Hi all, I am the customer that initially reported this as a problem to RH Support. I've followed the comments / updates here and feel that I need to point out the problem is not with the power up. The problem lies with how the script is shutting down the blade. You can check this yourself, allow the script to shut down the blade and then go to UCSM java application > Servers > Service Profiles > associated service profile name (that the script just shut down) Then check the "overall status" and expand the drop down field to see "Desired power state". The issue is in effect when "overall status" = off/down and "desired power state" = up. This is the condition which the script leaves the blade in. Therefore when the script attempts power up, because there is no checking of the existing condition; the script sends the power up command and the desired state is already up so nothing happens. In addition, if you compare the responses from UCSM for the following two conditions you can see the difference: 1. first condition is a working scenario. To do this, shut down the blade gracefully from UCSM (ie do not allow the script to shut down).
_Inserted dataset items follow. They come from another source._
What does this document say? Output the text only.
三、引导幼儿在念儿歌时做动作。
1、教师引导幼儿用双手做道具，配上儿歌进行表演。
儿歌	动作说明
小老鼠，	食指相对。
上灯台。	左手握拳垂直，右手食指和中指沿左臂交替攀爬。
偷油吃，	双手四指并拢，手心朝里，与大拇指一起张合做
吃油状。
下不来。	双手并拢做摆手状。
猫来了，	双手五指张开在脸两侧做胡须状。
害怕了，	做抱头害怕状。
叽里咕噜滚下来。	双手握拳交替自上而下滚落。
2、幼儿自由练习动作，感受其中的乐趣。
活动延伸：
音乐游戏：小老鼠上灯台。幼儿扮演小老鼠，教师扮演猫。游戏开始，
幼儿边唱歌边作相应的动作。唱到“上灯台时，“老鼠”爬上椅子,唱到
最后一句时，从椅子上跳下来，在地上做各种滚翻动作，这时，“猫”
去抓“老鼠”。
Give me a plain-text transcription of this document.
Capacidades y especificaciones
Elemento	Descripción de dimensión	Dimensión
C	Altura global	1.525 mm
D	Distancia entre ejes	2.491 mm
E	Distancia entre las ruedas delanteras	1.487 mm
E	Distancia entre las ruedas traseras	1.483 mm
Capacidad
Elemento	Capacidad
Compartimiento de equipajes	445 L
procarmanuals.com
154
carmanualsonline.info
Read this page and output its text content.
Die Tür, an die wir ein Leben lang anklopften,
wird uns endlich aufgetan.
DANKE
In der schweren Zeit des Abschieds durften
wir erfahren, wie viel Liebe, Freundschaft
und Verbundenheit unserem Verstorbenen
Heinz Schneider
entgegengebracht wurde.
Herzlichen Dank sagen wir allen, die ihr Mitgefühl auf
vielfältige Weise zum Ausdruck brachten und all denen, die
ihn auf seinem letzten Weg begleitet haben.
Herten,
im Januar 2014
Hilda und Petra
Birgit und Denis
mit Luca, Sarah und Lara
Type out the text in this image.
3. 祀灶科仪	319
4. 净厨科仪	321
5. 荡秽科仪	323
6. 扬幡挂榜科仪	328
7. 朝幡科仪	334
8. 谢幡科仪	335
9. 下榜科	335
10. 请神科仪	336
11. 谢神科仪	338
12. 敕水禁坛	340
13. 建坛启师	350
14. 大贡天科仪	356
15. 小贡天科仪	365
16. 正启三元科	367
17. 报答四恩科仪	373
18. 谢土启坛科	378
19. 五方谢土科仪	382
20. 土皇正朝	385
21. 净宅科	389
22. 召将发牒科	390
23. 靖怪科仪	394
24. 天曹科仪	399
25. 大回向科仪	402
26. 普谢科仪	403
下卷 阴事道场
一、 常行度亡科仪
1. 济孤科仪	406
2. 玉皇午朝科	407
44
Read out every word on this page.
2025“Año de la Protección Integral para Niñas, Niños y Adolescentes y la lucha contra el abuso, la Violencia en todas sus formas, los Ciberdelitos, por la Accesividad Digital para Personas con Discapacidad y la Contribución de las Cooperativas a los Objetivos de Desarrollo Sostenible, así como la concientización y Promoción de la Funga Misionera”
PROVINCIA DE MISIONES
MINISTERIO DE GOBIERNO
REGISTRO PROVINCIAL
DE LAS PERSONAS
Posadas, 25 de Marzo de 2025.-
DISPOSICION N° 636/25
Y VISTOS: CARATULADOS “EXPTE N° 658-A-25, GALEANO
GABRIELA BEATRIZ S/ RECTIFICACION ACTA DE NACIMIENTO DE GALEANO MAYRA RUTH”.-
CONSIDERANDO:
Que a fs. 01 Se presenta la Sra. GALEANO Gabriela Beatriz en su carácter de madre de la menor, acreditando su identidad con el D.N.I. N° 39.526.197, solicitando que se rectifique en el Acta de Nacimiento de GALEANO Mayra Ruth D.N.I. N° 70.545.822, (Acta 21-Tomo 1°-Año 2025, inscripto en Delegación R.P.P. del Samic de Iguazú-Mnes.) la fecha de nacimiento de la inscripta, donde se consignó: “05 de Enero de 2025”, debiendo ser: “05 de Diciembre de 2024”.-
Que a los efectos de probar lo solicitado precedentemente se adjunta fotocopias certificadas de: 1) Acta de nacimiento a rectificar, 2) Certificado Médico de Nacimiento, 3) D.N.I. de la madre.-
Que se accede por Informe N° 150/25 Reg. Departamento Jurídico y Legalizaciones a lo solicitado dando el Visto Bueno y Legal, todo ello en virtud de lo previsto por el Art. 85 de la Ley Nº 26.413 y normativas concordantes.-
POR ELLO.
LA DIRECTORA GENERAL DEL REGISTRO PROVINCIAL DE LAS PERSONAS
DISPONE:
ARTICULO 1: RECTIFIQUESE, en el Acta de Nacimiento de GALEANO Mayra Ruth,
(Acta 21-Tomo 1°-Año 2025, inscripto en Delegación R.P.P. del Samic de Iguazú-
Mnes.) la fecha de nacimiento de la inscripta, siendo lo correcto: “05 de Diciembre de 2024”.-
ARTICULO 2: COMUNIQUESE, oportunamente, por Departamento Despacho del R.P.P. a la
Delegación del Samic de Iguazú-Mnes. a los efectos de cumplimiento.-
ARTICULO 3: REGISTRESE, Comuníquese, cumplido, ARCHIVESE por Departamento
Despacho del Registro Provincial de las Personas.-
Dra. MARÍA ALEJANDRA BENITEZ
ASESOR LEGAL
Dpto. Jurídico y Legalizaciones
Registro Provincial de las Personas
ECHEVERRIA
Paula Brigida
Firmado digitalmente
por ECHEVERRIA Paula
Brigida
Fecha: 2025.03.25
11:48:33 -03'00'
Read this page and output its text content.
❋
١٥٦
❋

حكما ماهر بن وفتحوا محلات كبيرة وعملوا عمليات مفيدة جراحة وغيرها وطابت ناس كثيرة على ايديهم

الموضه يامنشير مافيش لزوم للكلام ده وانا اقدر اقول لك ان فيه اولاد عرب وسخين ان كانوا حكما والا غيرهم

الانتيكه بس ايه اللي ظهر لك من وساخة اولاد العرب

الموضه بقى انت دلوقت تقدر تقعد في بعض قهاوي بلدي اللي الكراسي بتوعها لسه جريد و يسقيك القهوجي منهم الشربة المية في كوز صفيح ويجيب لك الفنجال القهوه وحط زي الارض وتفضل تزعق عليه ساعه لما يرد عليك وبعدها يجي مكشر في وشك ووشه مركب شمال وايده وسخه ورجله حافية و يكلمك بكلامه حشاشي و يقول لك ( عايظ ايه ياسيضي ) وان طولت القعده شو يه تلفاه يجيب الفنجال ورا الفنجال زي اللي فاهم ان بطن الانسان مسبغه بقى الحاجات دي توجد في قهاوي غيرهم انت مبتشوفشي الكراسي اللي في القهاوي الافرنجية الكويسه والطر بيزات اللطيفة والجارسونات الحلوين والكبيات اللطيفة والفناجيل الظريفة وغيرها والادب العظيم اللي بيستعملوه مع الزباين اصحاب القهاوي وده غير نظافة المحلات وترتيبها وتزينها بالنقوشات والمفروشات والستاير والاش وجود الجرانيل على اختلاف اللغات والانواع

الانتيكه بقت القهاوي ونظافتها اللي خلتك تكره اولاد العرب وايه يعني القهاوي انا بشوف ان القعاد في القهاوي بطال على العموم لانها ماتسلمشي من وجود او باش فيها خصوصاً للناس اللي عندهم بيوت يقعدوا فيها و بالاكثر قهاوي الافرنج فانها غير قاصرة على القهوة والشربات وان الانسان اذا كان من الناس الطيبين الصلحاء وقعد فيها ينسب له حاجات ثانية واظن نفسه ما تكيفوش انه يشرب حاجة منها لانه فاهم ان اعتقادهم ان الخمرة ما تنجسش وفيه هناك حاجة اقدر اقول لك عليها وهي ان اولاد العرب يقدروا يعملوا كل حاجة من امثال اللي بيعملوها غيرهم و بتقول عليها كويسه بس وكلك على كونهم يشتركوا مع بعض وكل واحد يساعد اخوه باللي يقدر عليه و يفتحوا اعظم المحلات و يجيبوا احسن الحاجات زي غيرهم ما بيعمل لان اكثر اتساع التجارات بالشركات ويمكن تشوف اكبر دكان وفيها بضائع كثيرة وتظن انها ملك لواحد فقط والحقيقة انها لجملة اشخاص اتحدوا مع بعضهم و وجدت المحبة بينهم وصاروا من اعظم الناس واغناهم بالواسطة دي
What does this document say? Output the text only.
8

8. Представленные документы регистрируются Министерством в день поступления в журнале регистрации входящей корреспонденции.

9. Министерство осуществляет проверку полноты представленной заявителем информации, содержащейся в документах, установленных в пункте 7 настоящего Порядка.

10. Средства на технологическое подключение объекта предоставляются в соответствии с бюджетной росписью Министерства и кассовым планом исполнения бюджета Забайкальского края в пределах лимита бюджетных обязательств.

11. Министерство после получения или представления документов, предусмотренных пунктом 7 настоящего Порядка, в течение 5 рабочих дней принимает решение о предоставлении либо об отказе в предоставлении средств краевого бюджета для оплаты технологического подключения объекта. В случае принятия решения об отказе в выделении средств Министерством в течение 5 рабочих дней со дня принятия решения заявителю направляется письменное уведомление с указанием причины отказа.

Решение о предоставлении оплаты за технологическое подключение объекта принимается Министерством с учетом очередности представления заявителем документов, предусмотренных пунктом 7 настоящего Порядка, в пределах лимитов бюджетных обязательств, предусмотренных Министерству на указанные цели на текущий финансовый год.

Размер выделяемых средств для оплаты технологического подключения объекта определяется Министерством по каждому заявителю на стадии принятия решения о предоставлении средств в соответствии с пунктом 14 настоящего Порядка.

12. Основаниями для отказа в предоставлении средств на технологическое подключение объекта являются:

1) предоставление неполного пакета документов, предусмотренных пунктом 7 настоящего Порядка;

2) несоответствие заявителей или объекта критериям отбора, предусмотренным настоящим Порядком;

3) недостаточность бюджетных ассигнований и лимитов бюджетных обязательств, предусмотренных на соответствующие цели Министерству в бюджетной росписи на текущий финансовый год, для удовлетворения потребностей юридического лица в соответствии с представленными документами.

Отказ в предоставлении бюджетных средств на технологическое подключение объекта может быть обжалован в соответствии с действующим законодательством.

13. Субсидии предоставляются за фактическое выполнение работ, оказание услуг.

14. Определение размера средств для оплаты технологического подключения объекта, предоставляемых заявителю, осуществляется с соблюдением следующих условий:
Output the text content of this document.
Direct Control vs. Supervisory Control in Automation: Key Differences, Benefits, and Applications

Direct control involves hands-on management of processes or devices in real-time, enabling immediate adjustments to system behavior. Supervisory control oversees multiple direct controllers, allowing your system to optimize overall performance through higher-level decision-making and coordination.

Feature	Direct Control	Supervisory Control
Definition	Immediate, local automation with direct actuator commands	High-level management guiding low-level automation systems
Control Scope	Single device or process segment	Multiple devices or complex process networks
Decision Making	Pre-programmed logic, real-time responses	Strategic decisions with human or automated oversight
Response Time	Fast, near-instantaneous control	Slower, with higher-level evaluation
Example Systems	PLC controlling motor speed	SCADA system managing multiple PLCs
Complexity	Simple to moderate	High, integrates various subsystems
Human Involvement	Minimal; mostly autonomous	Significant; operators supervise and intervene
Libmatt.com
Check the desired power state has been changed to reflect the down status. THEN use the script to power up the host. This will work. Capture the response from UCSM to RHEVH and you will see an extra value there to state that the power up is successful. 2. The second condition is the non-working one. Allow the fence script to shut down the Host. Notice desired power state remains up. Now try and power up the Host from the script and capture the response from UCSM. You will see that there is a field missing and that the response is different. The response is as such "command OK" but this is not an indication of a successful power up of the host. Kind regards
Hi Tony, Thanks for a description. I would just add a minor justification for Therefore when the script attempts power up, because there is no checking of the existing condition; the script sends the power up command and the desired state is already up so nothing happens. That is not completely true because in fence agent, we check the state of the machine before and after running power on/off. So the final timeout is there not because of failing command to power ON but because of waiting machine to return that it's status is ON.
Hi, has there been any progress on this case? I believe the customer has opened a new case 01750696 for this, and is asking about what the status of the issue is? Apparently this problem is still occurring. I am linking that case with this bugzilla.